В этом эпизоде легко просматриваются реальные события из жизни Булгакова – майско-июньские 1934 года, когда писателем было подано «прошение о двухмесячной заграничной поездке» вместе с Еленой Сергеевной Булгаковой. В данном тексте есть, на наш взгляд, одно важное место, которое раскрывает одну из главных причин стремления Булгакова побывать в Париже. В 1934 году исполнилось 14 лет, как Булгаков последний раз видел своих младших братьев – Николая и Ивана, совсем ещё юнцами попавших в Добровольческую армию и вместе с её частями прошедших весь путь отступления и эмиграции. После труднейших испытаний обосновались в Париже, не имея ни малейшей возможности для встречи с родными. Мысли об их судьбе, пока не были получены известия от них, наверное, были тревожны и мучительны, а желание увидеть – огромно. Многократные попытки Булгакова «прорвать блокаду» были безуспешны…

Доктор Воланд… – Исследователи-булгаковеды полагают, что имя «Воланд» взято Булгаковым из «Вальпургиевой ночи» Гёте (из возгласа Мефистофеля: «Junker Voland commt»).
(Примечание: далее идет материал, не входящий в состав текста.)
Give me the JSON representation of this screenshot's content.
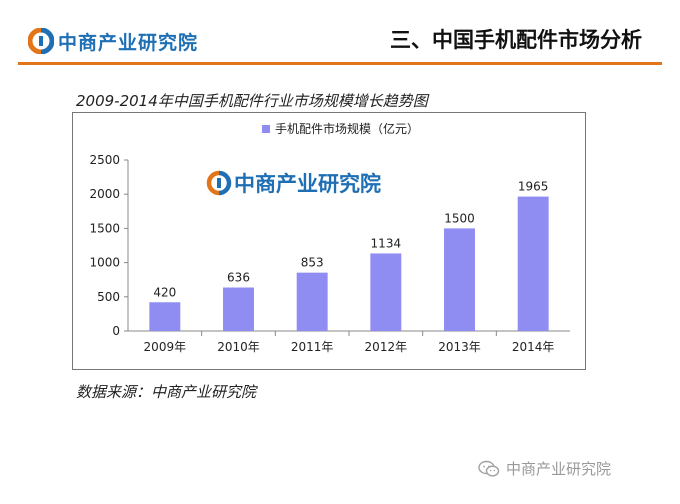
{
  "header": {
    "logo_text": "中商产业研究院",
    "title": "三、中国手机配件市场分析"
  },
  "chart_title": "2009-2014年中国手机配件行业市场规模增长趋势图",
  "chart_data": {
    "type": "bar",
    "title": "2009-2014年中国手机配件行业市场规模增长趋势图",
    "categories": [
      "2009年",
      "2010年",
      "2011年",
      "2012年",
      "2013年",
      "2014年"
    ],
    "series": [
      {
        "name": "手机配件市场规模（亿元）",
        "values": [
          420,
          636,
          853,
          1134,
          1500,
          1965
        ]
      }
    ],
    "ylim": [
      0,
      2500
    ],
    "yticks": [
      0,
      500,
      1000,
      1500,
      2000,
      2500
    ],
    "grid": false,
    "legend": "top-center",
    "bar_color": "#8f8cf2",
    "watermark_text": "中商产业研究院"
  },
  "source": "数据来源：中商产业研究院",
  "footer_watermark": "中商产业研究院",
  "colors": {
    "brand_blue": "#1f6fb5",
    "brand_orange": "#e2751a",
    "bar": "#8f8cf2"
  }
}
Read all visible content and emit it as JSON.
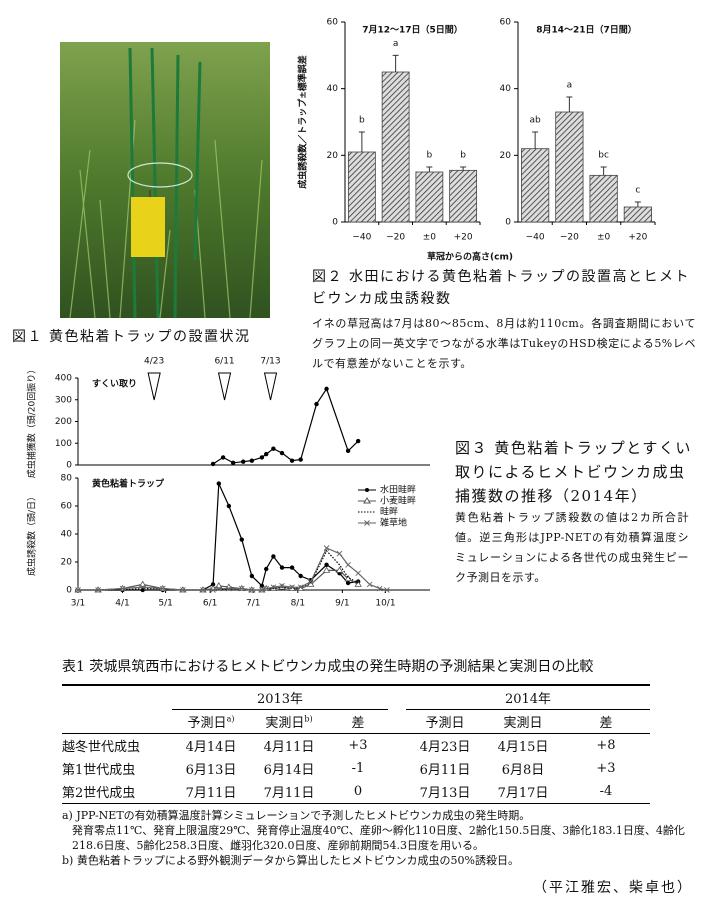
{
  "figure1": {
    "caption": "図１ 黄色粘着トラップの設置状況"
  },
  "figure2": {
    "caption": "図２ 水田における黄色粘着トラップの設置高とヒメトビウンカ成虫誘殺数",
    "note": "イネの草冠高は7月は80〜85cm、8月は約110cm。各調査期間においてグラフ上の同一英文字でつながる水準はTukeyのHSD検定による5%レベルで有意差がないことを示す。",
    "x_label": "草冠からの高さ(cm)"
  },
  "figure3": {
    "caption": "図３ 黄色粘着トラップとすくい取りによるヒメトビウンカ成虫捕獲数の推移（2014年）",
    "note": "黄色粘着トラップ誘殺数の値は2カ所合計値。逆三角形はJPP-NETの有効積算温度シミュレーションによる各世代の成虫発生ピーク予測日を示す。"
  },
  "chart_data": [
    {
      "type": "bar",
      "title": "7月12〜17日（5日間）",
      "y_label": "成虫誘殺数／トラップ±標準誤差",
      "categories": [
        "−40",
        "−20",
        "±0",
        "+20"
      ],
      "values": [
        21,
        45,
        15,
        15.5
      ],
      "errors": [
        6,
        5,
        1.5,
        1
      ],
      "annotations": [
        "b",
        "a",
        "b",
        "b"
      ],
      "color": "#444",
      "ylim": [
        0,
        60
      ],
      "yticks": [
        0,
        20,
        40,
        60
      ]
    },
    {
      "type": "bar",
      "title": "8月14〜21日（7日間）",
      "categories": [
        "−40",
        "−20",
        "±0",
        "+20"
      ],
      "values": [
        22,
        33,
        14,
        4.5
      ],
      "errors": [
        5,
        4.5,
        2.5,
        1.5
      ],
      "annotations": [
        "ab",
        "a",
        "bc",
        "c"
      ],
      "color": "#444",
      "ylim": [
        0,
        60
      ],
      "yticks": [
        0,
        20,
        40,
        60
      ]
    },
    {
      "type": "line",
      "label": "すくい取り",
      "y_label": "成虫捕獲数（頭/20回振り）",
      "x": [
        "6/3",
        "6/10",
        "6/17",
        "6/24",
        "6/30",
        "7/7",
        "7/10",
        "7/15",
        "7/21",
        "7/28",
        "8/3",
        "8/14",
        "8/21",
        "9/5",
        "9/12"
      ],
      "values": [
        5,
        35,
        10,
        15,
        20,
        35,
        50,
        75,
        55,
        20,
        25,
        280,
        350,
        65,
        110
      ],
      "color": "#000",
      "xlim": [
        "3/1",
        "11/1"
      ],
      "ylim": [
        0,
        400
      ],
      "yticks": [
        0,
        100,
        200,
        300,
        400
      ],
      "peaks": [
        "4/23",
        "6/11",
        "7/13"
      ]
    },
    {
      "type": "line",
      "label": "黄色粘着トラップ",
      "y_label": "成虫誘殺数（頭/日）",
      "x": [
        "3/1",
        "3/15",
        "4/1",
        "4/15",
        "4/29",
        "5/13",
        "5/27",
        "6/3",
        "6/7",
        "6/14",
        "6/23",
        "6/30",
        "7/7",
        "7/10",
        "7/15",
        "7/21",
        "7/28",
        "8/3",
        "8/10",
        "8/21",
        "8/30",
        "9/5",
        "9/12",
        "9/20",
        "9/27",
        "10/2"
      ],
      "series": [
        {
          "name": "水田畦畔",
          "color": "#000",
          "marker": "circle",
          "dash": false,
          "values": [
            0,
            0,
            0,
            0,
            0,
            0,
            0,
            4,
            76,
            60,
            36,
            10,
            3,
            15,
            24,
            16,
            16,
            10,
            7,
            18,
            12,
            5,
            6,
            null,
            null,
            null
          ]
        },
        {
          "name": "小麦畦畔",
          "color": "#555",
          "marker": "triangle",
          "dash": false,
          "values": [
            0,
            0,
            1,
            4,
            1,
            0,
            0,
            1,
            3,
            2,
            1,
            0,
            0,
            1,
            1,
            2,
            1,
            1,
            4,
            14,
            14,
            8,
            4,
            null,
            null,
            null
          ]
        },
        {
          "name": "畦畔",
          "color": "#000",
          "marker": "none",
          "dash": true,
          "values": [
            0,
            0,
            0,
            1,
            1,
            0,
            0,
            0,
            0,
            1,
            1,
            0,
            0,
            1,
            1,
            2,
            1,
            2,
            5,
            28,
            18,
            9,
            5,
            null,
            null,
            null
          ]
        },
        {
          "name": "雑草地",
          "color": "#666",
          "marker": "cross",
          "dash": false,
          "values": [
            0,
            0,
            1,
            2,
            1,
            0,
            0,
            0,
            1,
            1,
            1,
            0,
            0,
            1,
            2,
            3,
            2,
            2,
            6,
            30,
            26,
            18,
            12,
            4,
            1,
            0
          ]
        }
      ],
      "xlim": [
        "3/1",
        "11/1"
      ],
      "xticks": [
        "3/1",
        "4/1",
        "5/1",
        "6/1",
        "7/1",
        "8/1",
        "9/1",
        "10/1"
      ],
      "ylim": [
        0,
        80
      ],
      "yticks": [
        0,
        20,
        40,
        60,
        80
      ]
    }
  ],
  "table1": {
    "title": "表1 茨城県筑西市におけるヒメトビウンカ成虫の発生時期の予測結果と実測日の比較",
    "groups": [
      "2013年",
      "2014年"
    ],
    "columns": [
      {
        "text": "予測日",
        "sup": "a)"
      },
      {
        "text": "実測日",
        "sup": "b)"
      },
      {
        "text": "差"
      },
      {
        "text": "予測日"
      },
      {
        "text": "実測日"
      },
      {
        "text": "差"
      }
    ],
    "rows": [
      [
        "越冬世代成虫",
        "4月14日",
        "4月11日",
        "+3",
        "4月23日",
        "4月15日",
        "+8"
      ],
      [
        "第1世代成虫",
        "6月13日",
        "6月14日",
        "-1",
        "6月11日",
        "6月8日",
        "+3"
      ],
      [
        "第2世代成虫",
        "7月11日",
        "7月11日",
        "0",
        "7月13日",
        "7月17日",
        "-4"
      ]
    ],
    "notes": [
      "a) JPP-NETの有効積算温度計算シミュレーションで予測したヒメトビウンカ成虫の発生時期。",
      "発育零点11℃、発育上限温度29℃、発育停止温度40℃、産卵〜孵化110日度、2齢化150.5日度、3齢化183.1日度、4齢化218.6日度、5齢化258.3日度、雌羽化320.0日度、産卵前期間54.3日度を用いる。",
      "b) 黄色粘着トラップによる野外観測データから算出したヒメトビウンカ成虫の50%誘殺日。"
    ]
  },
  "author": "（平江雅宏、柴卓也）"
}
Но у Булгакова Воланд не «слуга великого Люцифера», каковым является Мефистофель, но сам Люцифер, занимающий самую высокую ступень в иерархии сил ада. Некоторые исследователи считают, что образ Воланда закодирован Булгаковым дважды: первый раз – «еврейско-сатанинским» кодом, второй раз – западноевропейским, «фаустовским», носящим откровенно маскировочный характер (М. Золотоносов. «Сатана в нестерпимом блеске…» – Литературное обозрение, 1991, №5, с. 107).